Il cessate il fuoco nel sudest dell’Ucraina sostanzialmente tiene, anche se ci sono qua e là spari ed esplosioni. Grosso modo è così che molti media riportano la giornata di ieri. Sembra essere affidato a quel sostanzialmente il compito di dire ciò che ci si limita a pensare: a cinque giorni dalla proclamazione della tregua il dito dal grilletto non lo ha tolto nessuno, anzi.

I dirigenti della Repubblica di Donetsk ieri lo hanno detto apertamente: «Il cessate il fuoco esiste solo sul fronte diplomatico; nella vita reale le sparatorie continuano, nonostante il protocollo di Minsk». La notte scorsa era stato colpito il rione Oktjabrskij di Donetsk e, prima, sparatorie si erano verificate alla periferia ovest della città; secondo Ntv le milizie avevano respinto l’attacco, facendo anche 6 prigionieri. Colpi di obice ucraini hanno interrotto la linea ferroviaria tra le città di Avdeevka e Krasnoarmejsk. Concentramenti di truppe governative si sono registrati nei pressi di Krasnyj Luch, Mariupol e Shaste. Le milizie della Repubblica di Lugansk parlano anche di soldati e mezzi corazzati ucraini ammassati a nordovest del capoluogo e il battaglione Aydar conferma di aver minato la centrale termica che alimenta tutta l’area di Lugansk.

Nonostante tutto, il Cremlino informa che continuano le consultazioni telefoniche tra Putin e Poroshenko; mentre è previsto per le 3 di questa mattina lo scambio di prigionieri. Ma il punto sembra riguardare proprio il «protocollo di Minsk» e le (a quanto sembra) diverse interpretazioni, circa il grado di autonomia e il futuro assetto del Donbass, date dalle parti in conflitto, se non addirittura all’interno di alcune di esse.
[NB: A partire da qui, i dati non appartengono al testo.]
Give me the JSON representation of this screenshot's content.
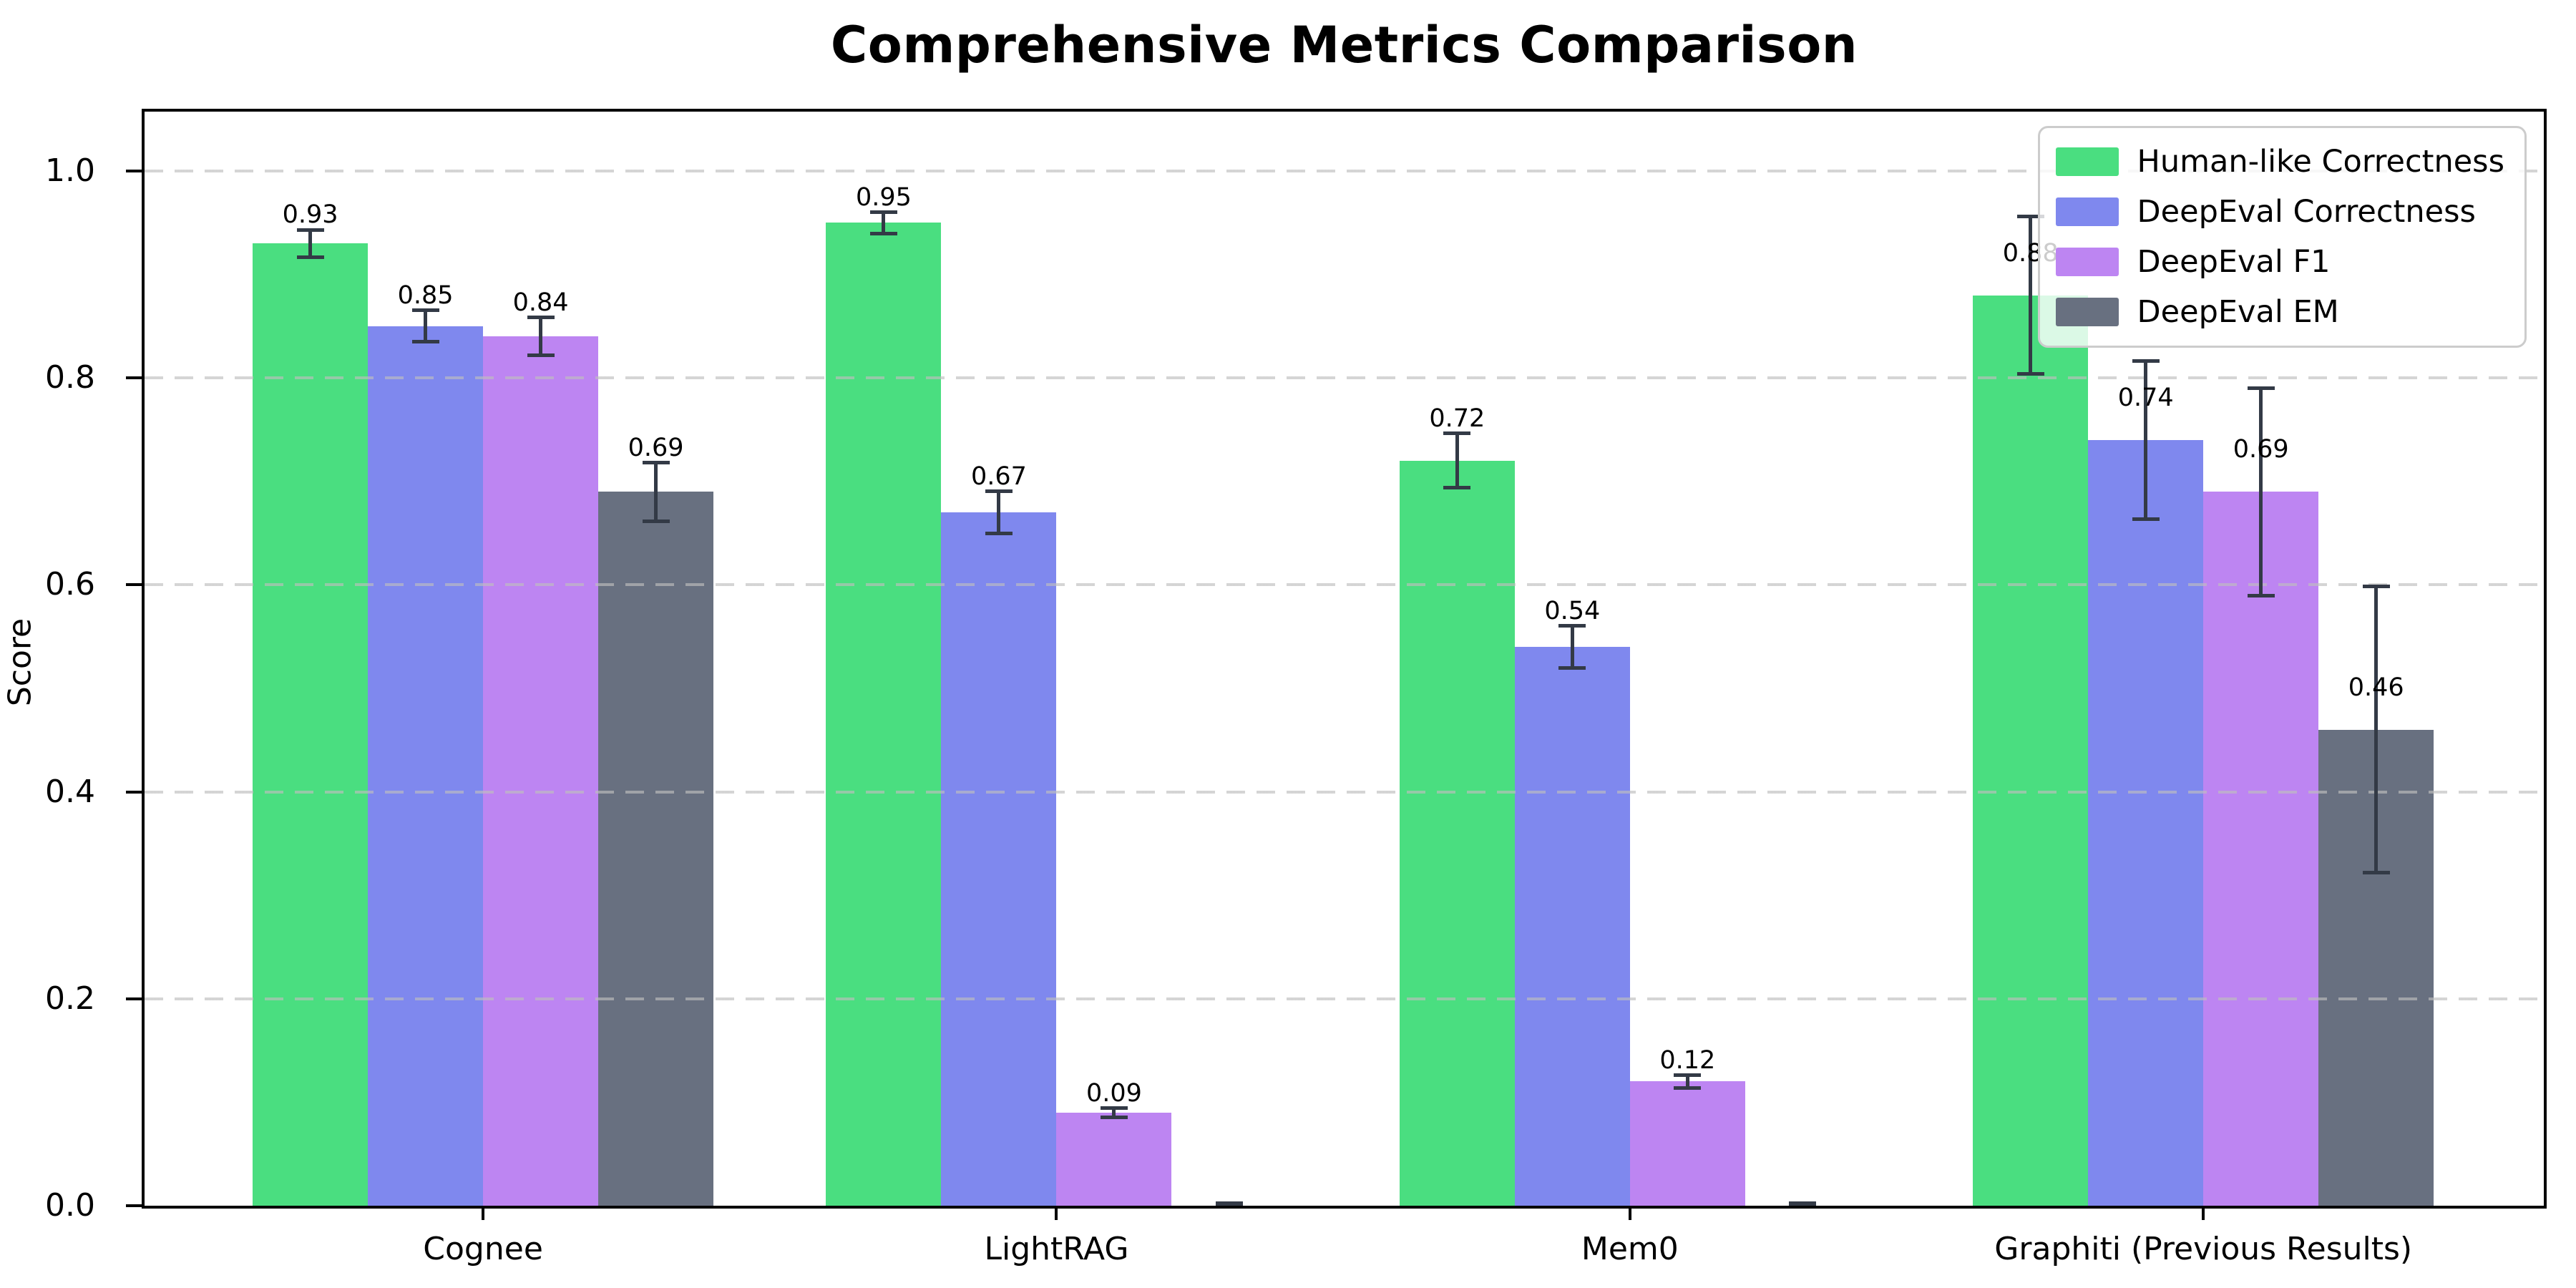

Forse non a caso, di tanto in tanto, siti nazionalisti russi (neanche tanto teneri con Putin), tornano sull’improvvisa uscita di scena, un mese fa, del ministro della difesa di Donetsk, Igor Strelkov. In ogni caso Il consigliere presidenziale ucraino Jurij Lutsenko ha dichiarato che è in atto «la preparazione militare per il rafforzamento del settore meridionale.

Abbiamo bisogno di tempo per rinvigorire l’esercito». Una posizione in contrasto con quella espressa ieri, ad esempio, da Boris Kolesnikov, del Partito delle regioni (insieme ad altri esponenti ucraini sta dando vita a un «partito della pace», in vista delle prossime elezioni alla Rada), secondo cui l’Ucraina ha bisogno di «decentralizzazione, che non è una questione del solo Donbass, ma di tutta la società. Non c’è bisogno di federalizzazione, ma di unità territoriale dell’Ucraina».

Intanto Kiev, mentre chiede all’Europa la fornitura di armi – diversi Paesi, tra cui l’Italia, si sono dichiarati disposti a concedere aiuti «militari non letali» – ha chiesto alla Ue di introdurre «senza indugio» nuove sanzioni contro la Russia, dopo che Bruxelles aveva rinviato la pubblicazione, prevista per ieri l’altro, del pacchetto di misure, ufficialmente per «dare un determinato impulso alla piena realizzazione del piano» sul cessate il fuoco in Ucraina.

Nel frattempo, se da un lato conduce consultazioni con Mosca e Croce rossa internazionale sul nuovo convoglio di aiuti umanitari al Donbass (si attende lo sminamento di di alcune direttrici), dall’altro ha vietato la trasmissione di una quindicina di canali tv russi. In risposta, il leader nazionalista russo Zhirinovskij ha inviato al premier ucraino Arsenij Yatsenjuk un pacco con giacca a vento, carbone e fiammiferi, insieme a guanti e cazzuola: i primi, in vista dell’inverno (senza gas); i secondi per la costruzione della muraglia tra Ucraina e Russia.